600 pages de bonheur ! Quelle joie de retrouver les personnages présents dans Le club des incorrigibles optimistes, même si l’auteur s’est recentré autour de quelques-uns en laissant les autres à la marge. Le tout est plus tourné vers Michel et Franck, les deux frères et leur vie d’adulte. On suit également Igor, l’ex-médecin russe et frère de Sacha.

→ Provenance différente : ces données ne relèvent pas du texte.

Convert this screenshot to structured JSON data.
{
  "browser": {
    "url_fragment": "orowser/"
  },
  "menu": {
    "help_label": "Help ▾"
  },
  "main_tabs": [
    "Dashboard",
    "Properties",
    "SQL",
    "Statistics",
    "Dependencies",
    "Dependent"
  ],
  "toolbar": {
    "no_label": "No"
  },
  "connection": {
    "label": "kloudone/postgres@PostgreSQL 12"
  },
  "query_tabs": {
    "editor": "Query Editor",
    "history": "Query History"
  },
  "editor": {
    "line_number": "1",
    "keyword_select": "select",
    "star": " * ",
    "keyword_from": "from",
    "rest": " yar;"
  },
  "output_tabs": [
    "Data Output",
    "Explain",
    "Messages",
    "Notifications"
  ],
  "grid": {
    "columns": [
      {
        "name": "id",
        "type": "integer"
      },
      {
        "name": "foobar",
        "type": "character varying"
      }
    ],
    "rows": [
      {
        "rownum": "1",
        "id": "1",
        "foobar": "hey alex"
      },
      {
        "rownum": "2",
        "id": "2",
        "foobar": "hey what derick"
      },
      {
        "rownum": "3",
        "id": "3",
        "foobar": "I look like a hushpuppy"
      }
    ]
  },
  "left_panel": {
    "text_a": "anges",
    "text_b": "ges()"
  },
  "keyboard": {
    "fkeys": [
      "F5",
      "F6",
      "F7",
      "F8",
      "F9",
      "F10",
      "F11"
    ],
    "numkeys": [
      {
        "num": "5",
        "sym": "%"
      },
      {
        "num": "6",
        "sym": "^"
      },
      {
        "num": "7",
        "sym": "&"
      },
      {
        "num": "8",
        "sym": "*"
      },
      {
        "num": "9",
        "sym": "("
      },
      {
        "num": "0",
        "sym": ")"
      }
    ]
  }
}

Par contre, le roman est si dense et foisonnant qu’il me paraît difficile, voire impossible de le résumer en quelques lignes ! LC’est 25 ans de vies croisées qui sont racontés, avec des destins surprenants, des histoires de familles et de liens qui se resserrent, se distendent, ou se cassent le tout toujours remis dans le contexte politique et social des périodes évoquées.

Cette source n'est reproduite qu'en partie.